Last edited: Nov 11, 2004
7. Nov 11, 2004

### reilly

The problem lies in assuming that A f(x) and <x|A|f> are the same thing. They are not.
In fact, <x|a|f> = integral/sum over y of <x|A|y><y|f>. So your second method is incorrect, as far as evaluating Up Ut f is concerned.
Regards,
Reilly Atkinson

8. Nov 11, 2004

### joycey

I just want to ensure that I understand you correctly. Especially since I wrote out the statements in two different orders.

To recap how I interpret things,

$$f(x)=<x|f>$$

$$\begin{array}{rl} \hat{A}f(x)&=<x|\hat{A}|f>\\ &=\int dx' <x|\hat{A}|x'><x|f> \end{array}$$

Now, if I let $$\hat{A}=\hat{U_p}\hat{U_t}(a)$$ then,

$$\begin{array}{rl} \hat{U_p}\hat{U_t}(a)f(x)&=\int dx' <x|\hat{U_p}\hat{U_t}(a)|x'><x'|f>\\ &=\int dx' <x|\hat{U_p}|x'+a><x'|f>\\ &=\int dx' <x|-x'-a><x'|f>\\ &=\int dx' \delta(x+x'+a) <x'|f>\\ &=f(-x-a)$$

since, $$x'=-x-a$$.

Thanks for your help.

9. Nov 11, 2004

### lalbatros

This step is not correct I think:

$$\begin{array}{rl}\hat{U_p}\hat{U_t}(a)f(x)&=\hat{U_p}f(x-a)\\&=f(-x+a)$$​

indeed:

$$\begin{array}{rl}\hat{U_p}\hat{U_t}(a)f(x)&=\hat{U_p}f(x-a))\\&=\hat{U_p}g(x)\\&=g(-x)\\&=f(-x-a)$$​

where g(x) = f(x-a)
and where I assume the rules of the game are as above since the definitions are valid for any functions

10. Nov 11, 2004

### joycey

lalbatros,

I think you made a mistake in going from $$g(-x')$$ to $$f(-x-a)$$.

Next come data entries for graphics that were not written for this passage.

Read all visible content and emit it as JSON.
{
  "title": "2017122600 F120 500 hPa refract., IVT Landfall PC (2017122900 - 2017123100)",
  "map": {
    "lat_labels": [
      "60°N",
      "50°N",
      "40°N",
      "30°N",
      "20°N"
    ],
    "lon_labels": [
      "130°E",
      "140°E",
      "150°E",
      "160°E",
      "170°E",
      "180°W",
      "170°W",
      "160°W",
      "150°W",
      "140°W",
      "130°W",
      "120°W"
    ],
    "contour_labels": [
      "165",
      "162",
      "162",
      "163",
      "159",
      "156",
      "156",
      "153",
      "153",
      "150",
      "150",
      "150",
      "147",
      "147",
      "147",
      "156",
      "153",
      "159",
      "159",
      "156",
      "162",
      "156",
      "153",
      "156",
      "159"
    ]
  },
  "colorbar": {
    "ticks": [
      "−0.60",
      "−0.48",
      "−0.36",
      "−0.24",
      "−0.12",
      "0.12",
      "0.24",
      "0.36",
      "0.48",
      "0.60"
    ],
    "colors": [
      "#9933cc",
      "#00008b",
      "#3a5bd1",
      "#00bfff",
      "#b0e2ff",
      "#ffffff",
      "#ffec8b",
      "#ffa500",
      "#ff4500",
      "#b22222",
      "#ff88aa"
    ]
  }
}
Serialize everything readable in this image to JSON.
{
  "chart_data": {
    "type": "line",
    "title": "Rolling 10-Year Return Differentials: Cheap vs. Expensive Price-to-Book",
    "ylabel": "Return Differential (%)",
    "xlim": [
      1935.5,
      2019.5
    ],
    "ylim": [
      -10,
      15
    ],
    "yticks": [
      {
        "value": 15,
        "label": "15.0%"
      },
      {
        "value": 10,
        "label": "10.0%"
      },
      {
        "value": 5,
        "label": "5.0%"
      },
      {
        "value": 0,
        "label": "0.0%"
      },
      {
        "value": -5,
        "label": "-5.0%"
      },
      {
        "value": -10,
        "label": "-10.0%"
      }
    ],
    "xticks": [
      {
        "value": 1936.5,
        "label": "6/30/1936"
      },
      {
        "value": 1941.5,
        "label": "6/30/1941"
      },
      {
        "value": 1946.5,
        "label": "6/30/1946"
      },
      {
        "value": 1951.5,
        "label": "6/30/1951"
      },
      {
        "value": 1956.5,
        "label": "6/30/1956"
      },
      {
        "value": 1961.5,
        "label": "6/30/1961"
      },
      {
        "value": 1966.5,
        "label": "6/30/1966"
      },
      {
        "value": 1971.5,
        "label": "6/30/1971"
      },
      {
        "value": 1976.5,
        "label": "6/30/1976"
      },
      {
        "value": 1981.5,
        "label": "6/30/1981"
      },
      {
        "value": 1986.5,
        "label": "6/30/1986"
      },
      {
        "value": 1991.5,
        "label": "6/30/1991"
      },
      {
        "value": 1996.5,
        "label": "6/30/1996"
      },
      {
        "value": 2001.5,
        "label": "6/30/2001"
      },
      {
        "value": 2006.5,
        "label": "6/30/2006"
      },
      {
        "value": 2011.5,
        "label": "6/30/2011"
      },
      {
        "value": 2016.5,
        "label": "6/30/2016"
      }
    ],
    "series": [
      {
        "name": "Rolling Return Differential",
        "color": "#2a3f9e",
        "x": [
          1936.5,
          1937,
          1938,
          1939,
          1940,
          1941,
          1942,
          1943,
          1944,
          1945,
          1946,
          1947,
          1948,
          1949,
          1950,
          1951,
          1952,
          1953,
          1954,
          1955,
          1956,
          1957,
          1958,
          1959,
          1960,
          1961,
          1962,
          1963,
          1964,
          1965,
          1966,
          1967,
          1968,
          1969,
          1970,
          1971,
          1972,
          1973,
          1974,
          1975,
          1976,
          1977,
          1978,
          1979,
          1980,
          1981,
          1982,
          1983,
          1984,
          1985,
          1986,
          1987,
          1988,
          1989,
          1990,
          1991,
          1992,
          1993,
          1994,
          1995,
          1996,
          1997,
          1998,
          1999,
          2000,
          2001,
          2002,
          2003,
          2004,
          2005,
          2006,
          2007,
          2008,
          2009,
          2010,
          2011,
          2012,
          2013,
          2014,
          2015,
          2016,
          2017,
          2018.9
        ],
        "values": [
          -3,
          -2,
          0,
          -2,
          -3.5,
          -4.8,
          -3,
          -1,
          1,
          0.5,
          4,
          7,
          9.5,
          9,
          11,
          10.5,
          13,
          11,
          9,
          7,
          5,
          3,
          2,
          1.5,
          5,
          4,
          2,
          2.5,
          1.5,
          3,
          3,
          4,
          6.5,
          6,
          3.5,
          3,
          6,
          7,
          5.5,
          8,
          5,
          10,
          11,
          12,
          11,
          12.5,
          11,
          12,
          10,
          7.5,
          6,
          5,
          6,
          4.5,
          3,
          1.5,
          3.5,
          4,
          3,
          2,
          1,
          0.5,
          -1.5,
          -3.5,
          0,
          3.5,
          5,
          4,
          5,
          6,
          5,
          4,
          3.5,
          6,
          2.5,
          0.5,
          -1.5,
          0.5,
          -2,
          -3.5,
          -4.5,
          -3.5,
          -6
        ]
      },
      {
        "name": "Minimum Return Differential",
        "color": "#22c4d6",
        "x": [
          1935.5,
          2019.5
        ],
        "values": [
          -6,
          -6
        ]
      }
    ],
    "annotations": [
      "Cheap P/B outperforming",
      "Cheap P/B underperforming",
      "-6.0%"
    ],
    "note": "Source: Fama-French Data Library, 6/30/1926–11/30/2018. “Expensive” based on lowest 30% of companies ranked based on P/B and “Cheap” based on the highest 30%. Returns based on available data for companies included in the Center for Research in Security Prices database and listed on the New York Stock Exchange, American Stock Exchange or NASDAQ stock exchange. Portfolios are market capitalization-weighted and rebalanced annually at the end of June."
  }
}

If we define $$x' \equiv x-a$$, as you have done to go from $$f(x-a) \Rightarrow g(x')$$, then shouldn't we find that $$-x'=-(x-a)=-x+a$$?

11. Nov 12, 2004

### lalbatros

Hi

I did not define x' = x-a and g(x') = f(x-a)

I defined g(x) = f(x-a) , g is another function of x

and since the operators apply in the same way for all functions of x, the result follows.

To summarize: check the definition of the parity operator, it applies to any function of course

12. Nov 12, 2004

### joycey

lalbatros,

To manipulate it in such a manner, you assume the particle is at x, not x+a. The parity operator should effectively reflect around the axis, meaning something that is at x+a must be x+a to the left, or, at -x-a.

13. Nov 12, 2004

### lalbatros

The parity operator is simply:

"replace x by -x"​

14. Nov 12, 2004

### joycey

By that definition (very different than the one I have learned) these operators do commute. Something I am quite certain they should not. Your definition leads to,

$$\begin{array}{rl} [\hat{U_t}(a),\hat{U_p}]f(x)&=\hat{U_t}(a)\hat{U_p}f(x)-\hat{U_p}\hat{U_t}(a)f(x)\\ &=\hat{U_t}(a)f(-x)-\hat{U_p}f(x-a)\\ &=f(-x-a)-f(-x-a)\\ &=0 \end{array}$$

15. Nov 12, 2004

### dextercioby

Why the polemics,this the correct version,in agreement with QM principles and position/momentum representations of vectors and operators...

16. Nov 12, 2004

### lalbatros

Read a definition here:

Other starting points are possible of course. You can choose different representations.
But in the choosen way, all this is quite simple.

I did not make any comment on their commutator.
You can check that they do not commute:

UaUp f(x) = Ua f(-x) = f(-(x-a)) = f(-x+a)
UpUa f(x) = Up f(x-a) = f(-x-a)​

Interpretation:
plane waves are eigenfunctions of the translation operator Ua,
but they are obviously not eigenfunctions of the parity operator (except for a zero wavevector).​

ps: the reason of my posts is that the formula for UpUa f(x) in the first post was not correct (see above here), not taste for polemic!

Last edited: Nov 12, 2004
17. Nov 12, 2004

### reilly

Note, a la lalbatros, Up Ut(a) = Up Ut(a) U(-1)p Up = Ut(-a) Up, where, in spite of cumbersome notation, U(-1)p is the inverse of Up, the parity transformation. Indeed, parity and translations do not commute.
Regards,
Reilly Atkinson

18. Nov 12, 2004

### lalbatros

Reilly,

Thanks for your summary:

Up Ut(a) = Ut(-a) Up​

This tells it crystal clear.